Der russischen Regierung zufolge ist Russland nur deshalb vom Vertrag zurückgetreten, um die Position der USA zu spiegeln. Erst wenn die USA Nukleartests einsetze, würde Russland wieder damit beginnen. Kritische Stimmen warnen davor, dass ein solcher Test, gleichgültig ob zuerst von Russland oder den USA, ein neues Wettrüsten mehrerer Länder auslösen könnte – und dies inmitten mehrerer aktiver Kriege.
USA, EU und Russland testen nukleare Szenarien
Während Russlands jüngster Test als ein Abschreckungsmanöver gegen den imperialistischen Gegenspieler USA gesehen werden kann, stellen diese ebenfalls gerne ihre nuklearen Kapazitäten zur Schau. So testeten die USA 2020 zuletzt ihre nukleare Triade an unterschiedlichen Standorten.
Die NATO wiederum schloss gestern erst ihr am 16. Oktober gestartetes Manöver „Steadfast Noon“ ab. Während zwar keine Raketen abgeschossen wurden, übten bis zu 60 Flugzeuge aus 13 Teilnehmer-Staaten, darunter auch Langstreckenbomber (Typ B-52), den nuklearen Ernstfall. NATO-General Jens Stoltenberg betonte dabei, das Manöver sei keine Reaktion auf Russlands Krieg in der Ukraine, sondern eine routinemäßige Ausbildungsmaßnahme.

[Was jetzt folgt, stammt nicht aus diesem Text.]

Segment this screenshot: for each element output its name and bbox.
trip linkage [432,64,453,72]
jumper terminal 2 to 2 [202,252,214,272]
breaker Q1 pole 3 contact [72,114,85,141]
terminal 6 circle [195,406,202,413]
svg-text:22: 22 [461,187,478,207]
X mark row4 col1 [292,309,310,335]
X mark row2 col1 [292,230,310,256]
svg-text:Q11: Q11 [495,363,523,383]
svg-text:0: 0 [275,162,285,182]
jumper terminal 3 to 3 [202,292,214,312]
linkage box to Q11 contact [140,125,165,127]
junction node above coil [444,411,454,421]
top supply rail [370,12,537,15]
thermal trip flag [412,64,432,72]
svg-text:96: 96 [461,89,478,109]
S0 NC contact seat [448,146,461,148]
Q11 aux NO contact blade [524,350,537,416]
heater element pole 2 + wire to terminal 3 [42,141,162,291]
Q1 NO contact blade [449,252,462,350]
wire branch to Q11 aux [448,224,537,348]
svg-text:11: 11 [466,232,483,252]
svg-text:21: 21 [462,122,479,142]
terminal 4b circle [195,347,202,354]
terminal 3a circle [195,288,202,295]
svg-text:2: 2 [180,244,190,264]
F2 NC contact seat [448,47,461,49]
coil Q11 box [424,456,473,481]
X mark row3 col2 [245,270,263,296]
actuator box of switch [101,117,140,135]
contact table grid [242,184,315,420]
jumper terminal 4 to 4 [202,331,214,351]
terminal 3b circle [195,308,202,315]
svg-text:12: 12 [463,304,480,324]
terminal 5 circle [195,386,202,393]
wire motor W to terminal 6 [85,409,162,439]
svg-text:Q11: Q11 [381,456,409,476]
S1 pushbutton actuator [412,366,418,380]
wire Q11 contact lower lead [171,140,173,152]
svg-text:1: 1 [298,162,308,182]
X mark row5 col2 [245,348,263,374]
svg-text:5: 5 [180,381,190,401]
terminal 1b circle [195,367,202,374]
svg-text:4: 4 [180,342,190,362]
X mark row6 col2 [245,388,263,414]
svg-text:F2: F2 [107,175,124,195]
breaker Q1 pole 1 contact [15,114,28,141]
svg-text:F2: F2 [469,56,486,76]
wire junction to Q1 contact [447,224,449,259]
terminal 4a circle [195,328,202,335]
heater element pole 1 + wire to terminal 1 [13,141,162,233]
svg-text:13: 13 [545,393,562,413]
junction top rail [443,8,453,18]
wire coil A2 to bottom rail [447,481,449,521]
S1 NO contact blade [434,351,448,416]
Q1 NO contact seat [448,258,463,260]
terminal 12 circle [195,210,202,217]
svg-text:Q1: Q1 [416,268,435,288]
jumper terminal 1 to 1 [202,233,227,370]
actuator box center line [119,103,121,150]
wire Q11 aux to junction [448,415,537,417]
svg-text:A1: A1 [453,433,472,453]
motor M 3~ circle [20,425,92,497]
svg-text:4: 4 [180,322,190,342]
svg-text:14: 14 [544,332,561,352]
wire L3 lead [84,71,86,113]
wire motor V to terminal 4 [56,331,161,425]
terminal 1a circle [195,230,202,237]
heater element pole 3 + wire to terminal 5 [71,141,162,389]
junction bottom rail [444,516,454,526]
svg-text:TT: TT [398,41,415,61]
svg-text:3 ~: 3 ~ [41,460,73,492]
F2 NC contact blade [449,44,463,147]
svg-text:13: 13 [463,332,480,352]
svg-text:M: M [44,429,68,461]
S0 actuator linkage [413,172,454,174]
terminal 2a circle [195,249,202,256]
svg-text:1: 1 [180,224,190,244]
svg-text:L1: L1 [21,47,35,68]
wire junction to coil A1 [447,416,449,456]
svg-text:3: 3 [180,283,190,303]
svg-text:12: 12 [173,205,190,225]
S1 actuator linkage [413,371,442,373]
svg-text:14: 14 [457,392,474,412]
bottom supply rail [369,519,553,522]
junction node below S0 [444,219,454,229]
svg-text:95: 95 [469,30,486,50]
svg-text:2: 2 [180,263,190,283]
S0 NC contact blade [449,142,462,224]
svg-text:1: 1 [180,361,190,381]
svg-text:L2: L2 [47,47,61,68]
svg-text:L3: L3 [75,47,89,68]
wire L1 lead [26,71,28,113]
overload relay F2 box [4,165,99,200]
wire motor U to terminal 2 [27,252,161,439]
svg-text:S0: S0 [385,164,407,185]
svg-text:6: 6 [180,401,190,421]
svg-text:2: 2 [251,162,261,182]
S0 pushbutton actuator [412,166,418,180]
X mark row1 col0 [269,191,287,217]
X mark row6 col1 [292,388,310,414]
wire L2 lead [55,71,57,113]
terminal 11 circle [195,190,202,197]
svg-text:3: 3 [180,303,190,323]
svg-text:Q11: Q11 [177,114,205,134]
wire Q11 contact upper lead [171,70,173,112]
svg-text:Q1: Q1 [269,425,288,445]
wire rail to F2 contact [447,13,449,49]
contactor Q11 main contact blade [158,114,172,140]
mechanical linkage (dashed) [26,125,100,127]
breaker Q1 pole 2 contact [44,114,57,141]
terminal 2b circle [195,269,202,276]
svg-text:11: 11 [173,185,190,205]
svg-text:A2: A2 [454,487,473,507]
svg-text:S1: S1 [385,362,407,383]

Gleichzeitig ist auffällig, dass das Manöver in diesem und letzten Jahr nicht wie sonst geheim gehalten wurde, sondern Details der Presse absichtlich bekannt gemacht wurden. Stoltenberg sagte bereits vor Beginn des Manövers, Russlands Krieg in der Ukraine sei eine Erinnerung an die wichtige Rolle der Atomwaffen für die Abschreckung.